Mittendrin und aussen vor

Der erste Monat ist bereits vorbei. Höchste Zeit, um von mir hören zu lassen. “Wie funktioniert die Redaktion? Wie ist der Alltag in Myanmar?‘ – fragen die Freunde zu Hause. Bereits jetzt weiss ich, dass ich diesen Aufenthalt niemals missen möchte. Dennoch fallen meine Antworten in Richtung Schweiz unterschiedlich aus.

Wohl auch deshalb habe ich den zweiten Blog-Eintrag vor mir hergeschoben. Euphorisch oder frustriert: Die jeweilige Stimmung nistete  störrisch zwischen den Zeilen, das Gesamtbild stets verzerrend.

Um es gleich vorweg zu nehmen, die vergangenen Tage waren grossartig. Eben erst bin ich von einem verlängerten Wochenendausflug aus dem Mon-State zurückgekehrt. Der Fotograf des Mizzima Magazins hat mich eingeladen, seine Eltern zu besuchen. Pagoden, Berge, Strände – alle Sehenswürdigkeiten seiner Heimat sollte ich sehen. Zwei Tage lang buchte die Familie einen Wagen mit Fahrer. Jeweils um 6 Uhr morgens ging es los.

Steigt die Flut, kriegen die Besucher in der Kyaikkami Yele Pagoda nasse Füsse.

Wir besuchten Pagoden an der Küste, in denen die Flut sich über den Boden wälzt, um am Fusse der Buddha-Statuen den Rückweg anzutreten. Wir spazierten durch lichten Wald, in dem Novizen Fussball spielten und unter einem Wasserfall planschten. Wir bestellten eine zweite Portion des hervorragenden vegetarischen Essens, weil meine Gastgeber sich sorgten, der nächste Koch könnte das Handwerk nicht gleich gut beherrschen.

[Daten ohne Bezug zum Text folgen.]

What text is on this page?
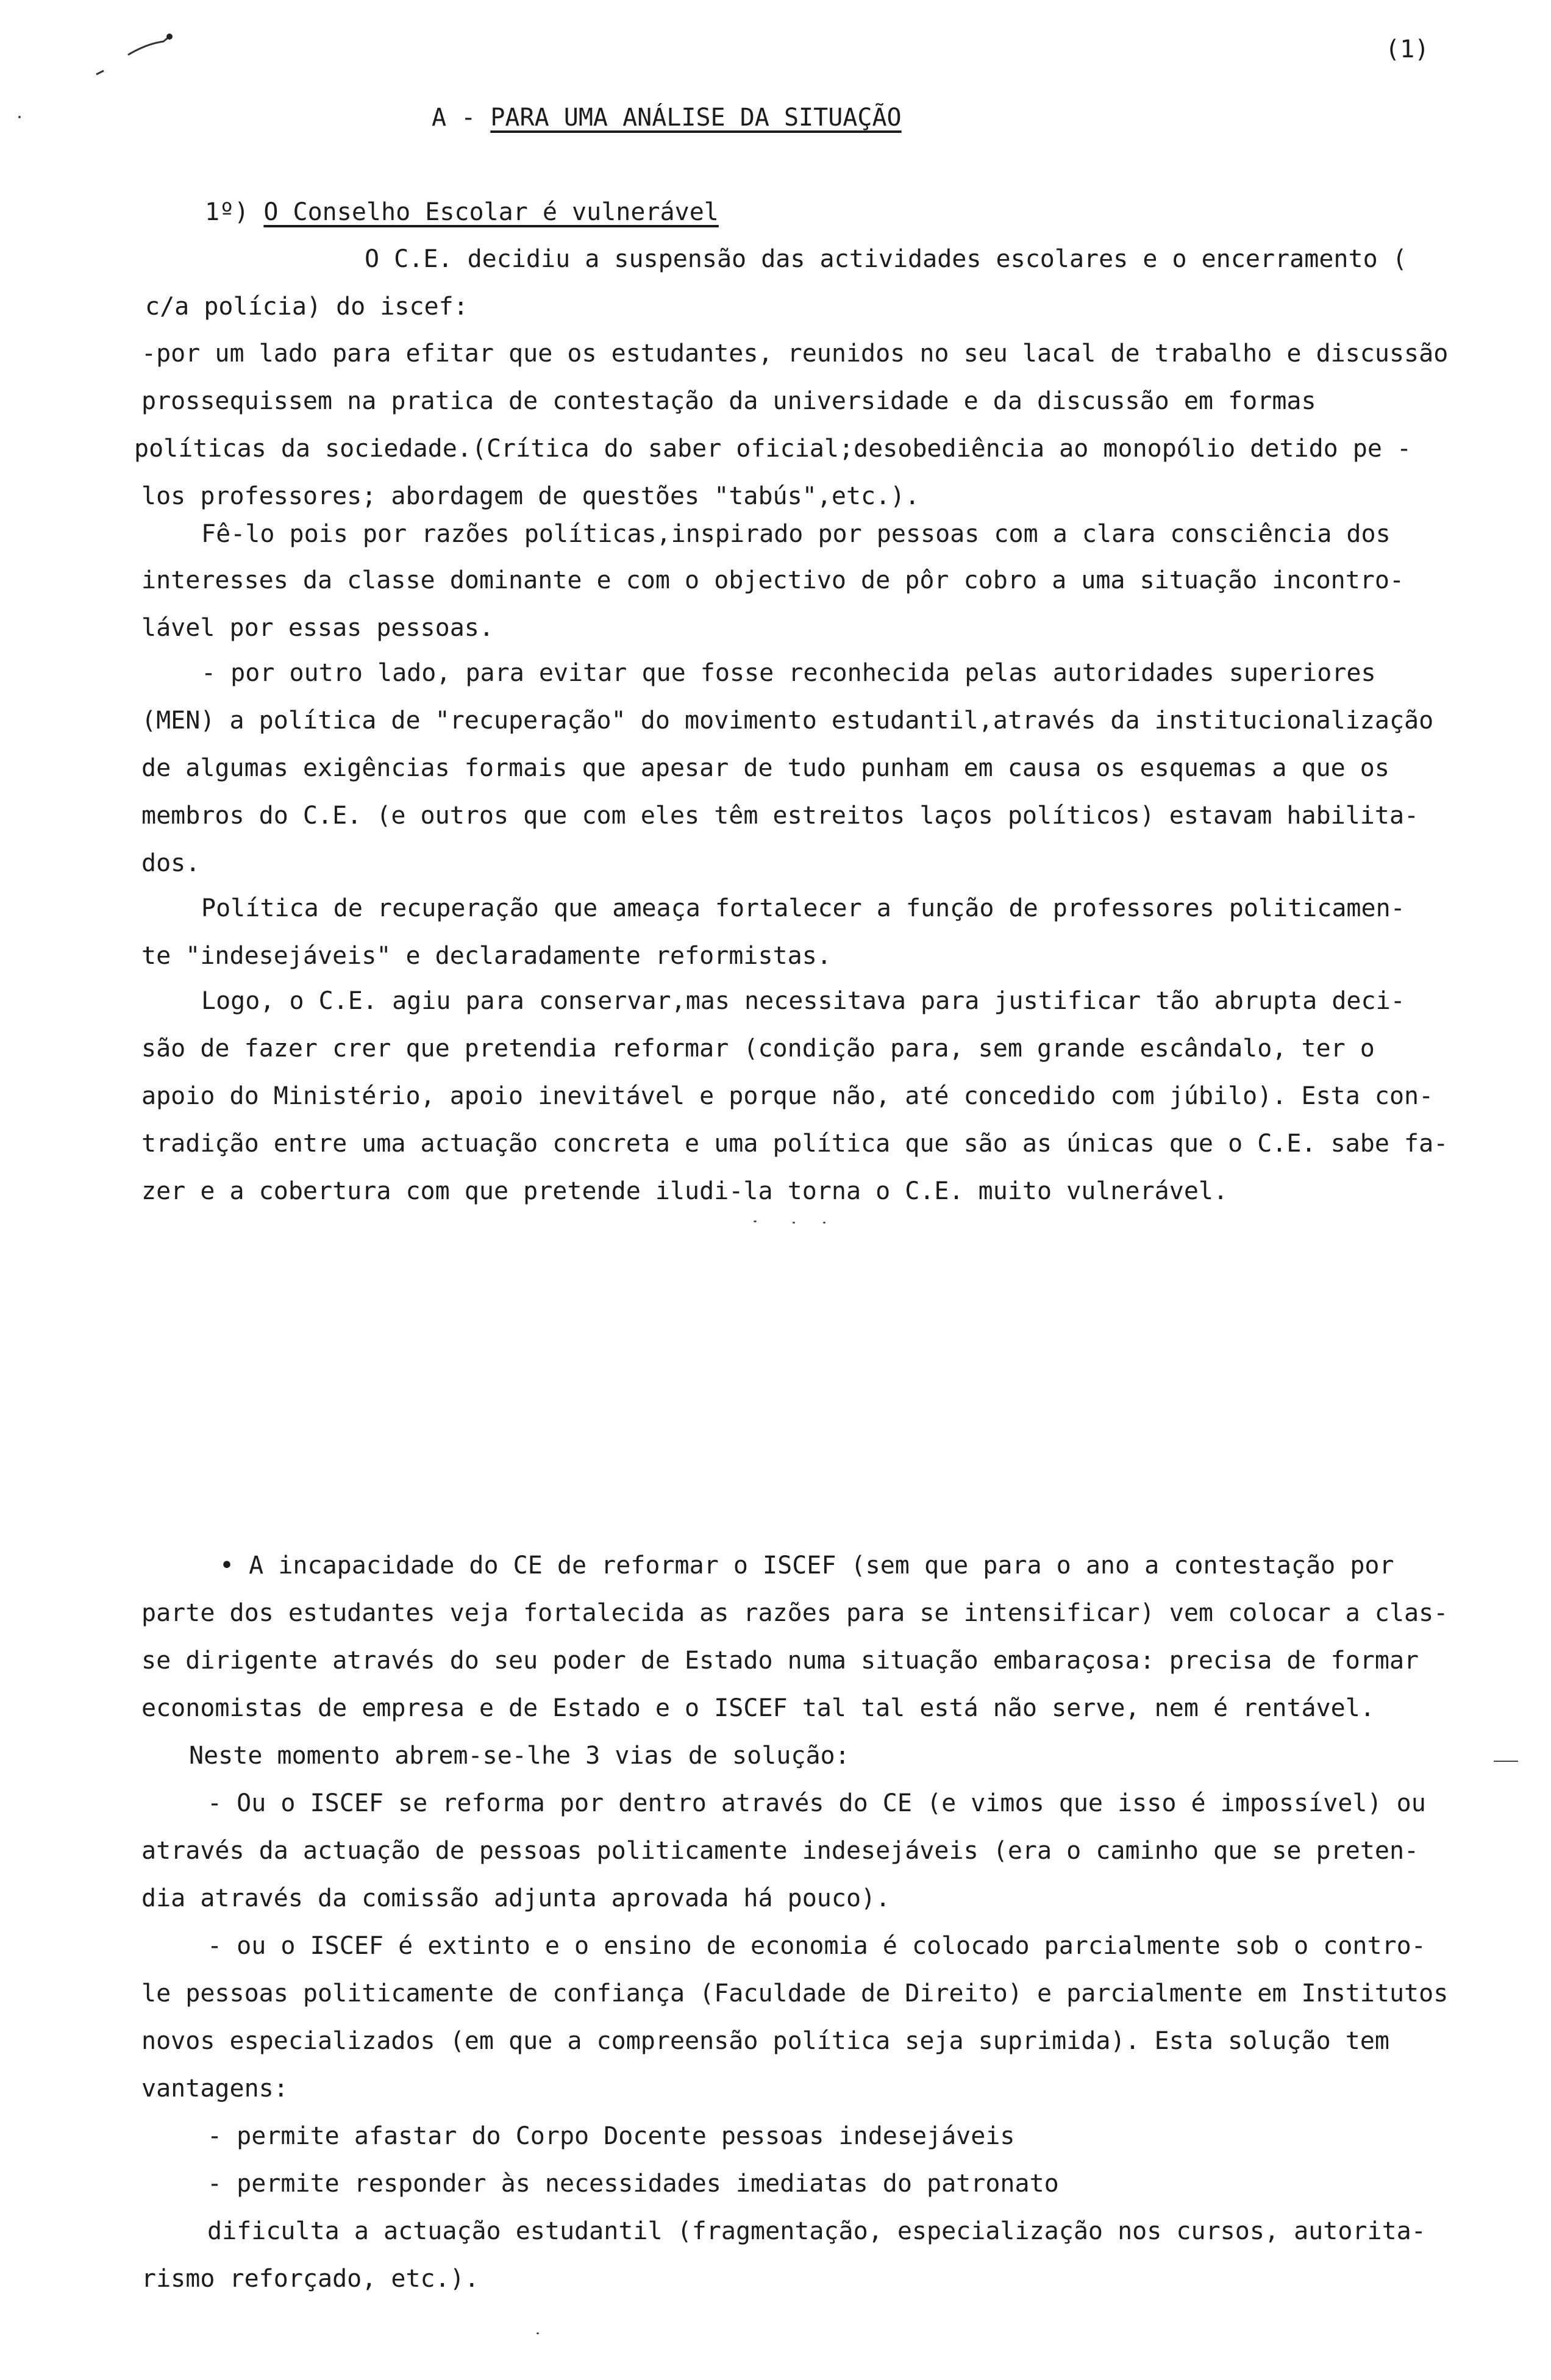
(1)
A - PARA UMA ANÁLISE DA SITUAÇÃO
1º) O Conselho Escolar é vulnerável
O C.E. decidiu a suspensão das actividades escolares e o encerramento (
c/a polícia) do iscef:
-por um lado para efitar que os estudantes, reunidos no seu lacal de trabalho e discussão
prossequissem na pratica de contestação da universidade e da discussão em formas
políticas da sociedade.(Crítica do saber oficial;desobediência ao monopólio detido pe -
los professores; abordagem de questões "tabús",etc.).
Fê-lo pois por razões políticas,inspirado por pessoas com a clara consciência dos
interesses da classe dominante e com o objectivo de pôr cobro a uma situação incontro-
lável por essas pessoas.
- por outro lado, para evitar que fosse reconhecida pelas autoridades superiores
(MEN) a política de "recuperação" do movimento estudantil,através da institucionalização
de algumas exigências formais que apesar de tudo punham em causa os esquemas a que os
membros do C.E. (e outros que com eles têm estreitos laços políticos) estavam habilita-
dos.
Política de recuperação que ameaça fortalecer a função de professores politicamen-
te "indesejáveis" e declaradamente reformistas.
Logo, o C.E. agiu para conservar,mas necessitava para justificar tão abrupta deci-
são de fazer crer que pretendia reformar (condição para, sem grande escândalo, ter o
apoio do Ministério, apoio inevitável e porque não, até concedido com júbilo). Esta con-
tradição entre uma actuação concreta e uma política que são as únicas que o C.E. sabe fa-
zer e a cobertura com que pretende iludi-la torna o C.E. muito vulnerável.
• A incapacidade do CE de reformar o ISCEF (sem que para o ano a contestação por
parte dos estudantes veja fortalecida as razões para se intensificar) vem colocar a clas-
se dirigente através do seu poder de Estado numa situação embaraçosa: precisa de formar
economistas de empresa e de Estado e o ISCEF tal tal está não serve, nem é rentável.
Neste momento abrem-se-lhe 3 vias de solução:
- Ou o ISCEF se reforma por dentro através do CE (e vimos que isso é impossível) ou
através da actuação de pessoas politicamente indesejáveis (era o caminho que se preten-
dia através da comissão adjunta aprovada há pouco).
- ou o ISCEF é extinto e o ensino de economia é colocado parcialmente sob o contro-
le pessoas politicamente de confiança (Faculdade de Direito) e parcialmente em Institutos
novos especializados (em que a compreensão política seja suprimida). Esta solução tem
vantagens:
- permite afastar do Corpo Docente pessoas indesejáveis
- permite responder às necessidades imediatas do patronato
dificulta a actuação estudantil (fragmentação, especialização nos cursos, autorita-
rismo reforçado, etc.).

Diese  Gastfreundschaft liess die Ernüchterung der Vortage implodieren. Auch damals setzte ich zu einem Blogeintrag an. Folgendes floss zu Papier:

Diesen Sonntag sind Tausende durch Yangon marschiert, Militärlieder singend, die Staatsflagge schwingend. Sie zogen durch die Strassen, um für die Armee zu demonstrieren. Ein Novum, in einem Land, das jahrzehntelang unter deren Diktatur litt. Doch die Krise im Rakhine-Staat verleiht den Militärs Aufschwung, mobilisiert nun gar Massen.

Ein Wendepunkt oder eine geschickte Inszenierung? Das muss sich noch weisen. Auf jeden Fall wäre es ein Tag gewesen, um als Journalistin vor Ort zu sein. Stimmen einholen, nachfragen, berichten. Mit Einheimischen über die Rohingya zu sprechen, ist im besten Fall harzig. Vielleicht hätte sich heute jemand im Schutze der Masse, im Schatten der wehenden Fahnen erklärt. Vielleicht.

Doch von der Kundgebung erfuhr ich erst am Abend. Im Internet. Dabei war ich bloss ein paar hundert Meter davon entfernt. Sie haben genügt, damit der Lärm der Grossstadt die Gesänge übertönte, die Hauswände versperrten die Sicht. Nicht zum ersten Mal las ich, was in unmittelbarer Nachbarschaft geschehen war – ohne selbst vor Ort zu sein.

Über welche Kanäle die zwei Redaktionsteams von solchen Anlässen im Vorfeld erfahren, ist mir bis heute unklar. Ebenso, wie sie koordinieren und planen. Das burmesische Team wusste von der Kundgebung. Das englische Team, das vor Ort lediglich aus einem Fotografen und (gegenwärtig) mir besteht, musste auf Agenturmeldungen zurückgreifen. Bis zu uns drang die Meldung nicht. Ein gemeinsamer Mail-Account oder Kalender? Beides ist nicht vorhanden. Ebenso gibt es keine gemeinsamen Sitzungen.

Letzteres hat geographische Gründe. Für das englischsprachige Magazin arbeiten neben dem gastfreundlichen Fotograf noch zwei Redaktoren. Sie leben und schreiben jedoch in Chiang Mai (Thailand). Fairerweise muss gesagt sein: Sie geben sich alle Mühe, mich zu unterstützen. Wann nötig, skypen wir. Meine E-Mails beantworten sie innert Kürze.

Dennoch ist meine Situation am ehesten mit jener einer Freien zu vergleichen, die gelegentlich mit Event-Geschichten beauftragt wird. Das gibt zwar grosse Freiheiten, die beflügeln. Frustrierend ist es aber dann, wenn Ergeignisse ein Land durchschütteln – und die Redaktion aufgrund der geografischen Distanz oder des fehlenden Netzwerkes nicht mithalten kann.